Employing a hybrid of MPI across nodes in a cluster, multithreading with OpenMP* on each node, and vectorization of loops within each thread results in multiple performance gains. In fact, most application codes will run slower on the latest supercomputers if they run purely sequentially. This means that adding multithreading and vectorization to applications is now essential for running efficiently on the latest architectures.
Let The Compiler Do Its Thing
“In the past, developers would get best results if a loop was unrolled, that is, duplicating the body as many times as needed to that the operations could be operated on using full vectors. The number of iterations would reflect the hardware that the code was targeted towards. Since the application may have to run on different hardware in the future, results for todays generation of hardware may be compromised in the future. In fact, it is better to let modern compilers to the unrolling.”
Vectorization Leads to Performance Gains
Applications that can take advantage of the new vectorization capabilities of the Intel Xeon Phi processor will show tremendous performance gains. “When considering vectorization, there are different tools that can assist the developer in determining where to look further. The first is to look at the optimization reports that are generated by the Intel compiler and then to also use the Vector Analyzer that can give specific advice on what to do to get more vectorization from the code.”

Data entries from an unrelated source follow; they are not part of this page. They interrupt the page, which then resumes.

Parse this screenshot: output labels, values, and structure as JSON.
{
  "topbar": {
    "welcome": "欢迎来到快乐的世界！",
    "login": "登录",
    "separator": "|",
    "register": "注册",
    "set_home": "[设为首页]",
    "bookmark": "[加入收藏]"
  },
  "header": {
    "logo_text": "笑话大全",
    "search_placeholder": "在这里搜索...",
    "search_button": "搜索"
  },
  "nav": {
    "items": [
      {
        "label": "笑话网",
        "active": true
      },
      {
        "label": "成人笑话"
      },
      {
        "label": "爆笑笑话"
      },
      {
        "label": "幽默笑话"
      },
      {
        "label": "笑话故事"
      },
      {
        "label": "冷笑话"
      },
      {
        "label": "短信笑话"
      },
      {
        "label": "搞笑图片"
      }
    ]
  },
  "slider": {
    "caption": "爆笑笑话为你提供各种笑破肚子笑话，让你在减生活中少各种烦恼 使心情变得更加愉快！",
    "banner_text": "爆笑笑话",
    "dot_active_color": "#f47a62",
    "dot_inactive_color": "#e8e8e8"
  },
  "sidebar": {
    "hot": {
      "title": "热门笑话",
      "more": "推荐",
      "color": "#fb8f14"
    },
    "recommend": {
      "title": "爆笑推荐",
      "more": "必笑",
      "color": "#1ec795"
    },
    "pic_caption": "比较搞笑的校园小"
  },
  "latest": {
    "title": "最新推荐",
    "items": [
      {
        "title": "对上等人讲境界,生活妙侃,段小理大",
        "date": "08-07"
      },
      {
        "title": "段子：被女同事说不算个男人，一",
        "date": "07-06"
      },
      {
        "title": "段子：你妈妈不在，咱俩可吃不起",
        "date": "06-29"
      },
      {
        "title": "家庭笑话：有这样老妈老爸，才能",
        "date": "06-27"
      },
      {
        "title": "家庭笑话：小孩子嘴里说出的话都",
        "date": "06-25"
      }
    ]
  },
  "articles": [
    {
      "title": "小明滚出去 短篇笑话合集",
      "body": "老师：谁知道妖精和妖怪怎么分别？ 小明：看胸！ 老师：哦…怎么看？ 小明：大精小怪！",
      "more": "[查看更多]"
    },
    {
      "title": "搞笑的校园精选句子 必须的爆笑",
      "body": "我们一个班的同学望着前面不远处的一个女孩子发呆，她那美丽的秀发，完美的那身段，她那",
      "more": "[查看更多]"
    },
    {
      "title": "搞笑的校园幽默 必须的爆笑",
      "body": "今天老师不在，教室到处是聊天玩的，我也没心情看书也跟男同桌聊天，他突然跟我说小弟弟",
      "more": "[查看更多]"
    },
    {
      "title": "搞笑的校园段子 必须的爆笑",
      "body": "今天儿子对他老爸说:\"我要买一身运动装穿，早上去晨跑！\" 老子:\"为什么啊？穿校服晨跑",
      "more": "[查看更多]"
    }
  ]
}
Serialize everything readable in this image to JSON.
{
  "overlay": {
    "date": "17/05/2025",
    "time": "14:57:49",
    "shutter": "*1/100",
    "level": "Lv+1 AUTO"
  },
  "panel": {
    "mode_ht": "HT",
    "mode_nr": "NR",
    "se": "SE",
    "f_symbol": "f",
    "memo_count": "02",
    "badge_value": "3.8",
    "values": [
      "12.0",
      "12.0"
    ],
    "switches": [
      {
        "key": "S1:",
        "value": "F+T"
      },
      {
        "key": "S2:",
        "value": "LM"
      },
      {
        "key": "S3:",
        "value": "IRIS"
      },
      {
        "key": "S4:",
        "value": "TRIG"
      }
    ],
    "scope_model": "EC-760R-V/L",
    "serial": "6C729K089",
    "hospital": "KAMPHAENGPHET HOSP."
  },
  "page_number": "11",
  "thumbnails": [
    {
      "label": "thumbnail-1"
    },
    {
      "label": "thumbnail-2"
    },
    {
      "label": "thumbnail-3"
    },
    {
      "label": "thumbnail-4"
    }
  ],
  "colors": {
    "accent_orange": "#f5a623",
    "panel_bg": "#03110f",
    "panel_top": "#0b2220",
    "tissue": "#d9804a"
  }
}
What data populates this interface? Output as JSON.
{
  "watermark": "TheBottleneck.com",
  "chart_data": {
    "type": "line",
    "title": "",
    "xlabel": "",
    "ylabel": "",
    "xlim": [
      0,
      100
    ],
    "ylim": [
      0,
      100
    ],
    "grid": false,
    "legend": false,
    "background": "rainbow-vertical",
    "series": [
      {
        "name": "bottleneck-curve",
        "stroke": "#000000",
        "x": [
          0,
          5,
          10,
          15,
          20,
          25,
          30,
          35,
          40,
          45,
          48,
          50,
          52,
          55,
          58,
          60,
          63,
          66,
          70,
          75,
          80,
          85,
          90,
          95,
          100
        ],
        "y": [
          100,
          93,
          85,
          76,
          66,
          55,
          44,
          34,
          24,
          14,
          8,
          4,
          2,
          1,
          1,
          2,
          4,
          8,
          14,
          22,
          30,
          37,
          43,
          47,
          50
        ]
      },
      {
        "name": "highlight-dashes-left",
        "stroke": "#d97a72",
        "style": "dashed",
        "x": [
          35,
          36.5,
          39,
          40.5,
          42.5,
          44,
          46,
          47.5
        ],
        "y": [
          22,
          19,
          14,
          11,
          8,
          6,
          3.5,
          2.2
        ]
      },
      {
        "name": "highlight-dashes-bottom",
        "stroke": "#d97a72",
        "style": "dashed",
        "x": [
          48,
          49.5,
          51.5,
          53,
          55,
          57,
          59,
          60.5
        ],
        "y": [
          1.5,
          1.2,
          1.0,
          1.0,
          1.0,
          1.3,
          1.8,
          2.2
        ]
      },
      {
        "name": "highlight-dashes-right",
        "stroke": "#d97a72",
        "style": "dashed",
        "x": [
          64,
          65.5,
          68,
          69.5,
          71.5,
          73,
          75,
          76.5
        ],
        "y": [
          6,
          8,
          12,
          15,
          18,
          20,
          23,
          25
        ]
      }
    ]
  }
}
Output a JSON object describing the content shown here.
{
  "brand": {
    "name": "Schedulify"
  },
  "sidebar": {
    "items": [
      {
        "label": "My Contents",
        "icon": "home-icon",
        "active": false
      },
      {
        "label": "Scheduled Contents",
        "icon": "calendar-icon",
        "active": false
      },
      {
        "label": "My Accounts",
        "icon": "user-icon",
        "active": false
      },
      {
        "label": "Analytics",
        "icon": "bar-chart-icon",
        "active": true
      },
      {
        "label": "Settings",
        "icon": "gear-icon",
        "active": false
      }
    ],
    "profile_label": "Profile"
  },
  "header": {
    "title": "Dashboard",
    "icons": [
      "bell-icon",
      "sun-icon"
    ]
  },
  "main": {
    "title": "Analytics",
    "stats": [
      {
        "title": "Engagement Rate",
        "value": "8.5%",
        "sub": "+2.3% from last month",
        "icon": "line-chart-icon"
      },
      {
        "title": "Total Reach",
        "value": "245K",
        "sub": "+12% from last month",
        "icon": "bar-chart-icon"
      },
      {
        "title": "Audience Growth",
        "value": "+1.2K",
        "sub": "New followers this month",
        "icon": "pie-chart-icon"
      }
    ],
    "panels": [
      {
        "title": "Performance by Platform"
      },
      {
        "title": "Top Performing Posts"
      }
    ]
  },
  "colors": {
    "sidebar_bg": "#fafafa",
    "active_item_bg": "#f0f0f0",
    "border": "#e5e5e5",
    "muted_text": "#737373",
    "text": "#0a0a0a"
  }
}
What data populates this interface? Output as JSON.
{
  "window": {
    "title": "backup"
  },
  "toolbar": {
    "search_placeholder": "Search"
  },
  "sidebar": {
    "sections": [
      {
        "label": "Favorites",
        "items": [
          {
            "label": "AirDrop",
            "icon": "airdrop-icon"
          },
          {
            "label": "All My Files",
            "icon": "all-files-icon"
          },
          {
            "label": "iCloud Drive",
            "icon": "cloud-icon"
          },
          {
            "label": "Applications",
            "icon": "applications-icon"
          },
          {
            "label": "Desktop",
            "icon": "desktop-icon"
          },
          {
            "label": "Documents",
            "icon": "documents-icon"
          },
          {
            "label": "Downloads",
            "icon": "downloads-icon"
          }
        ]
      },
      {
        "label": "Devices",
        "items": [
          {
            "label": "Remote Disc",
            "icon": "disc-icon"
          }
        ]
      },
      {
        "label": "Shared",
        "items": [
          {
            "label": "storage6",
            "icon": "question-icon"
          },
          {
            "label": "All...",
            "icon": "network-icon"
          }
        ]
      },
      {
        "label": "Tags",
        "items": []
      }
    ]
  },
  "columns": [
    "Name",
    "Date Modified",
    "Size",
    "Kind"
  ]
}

Modernizing Code with the Intel Vectorization Advisor
Threading plus vectorization together can increase the performance of an application more than one technique or the other. Threading and vectorizing an application are two techniques that are known to increase the performance of an application using modern CPUs and coprocessors. However, a deep understanding of the application is needed in order to make the decisions needed and to rewrite portions of the application to take advantage of these techniques. In cases where the developer might not be familiar with the code an automated tools such as the Intel Vectorization Advisor can assist the developer.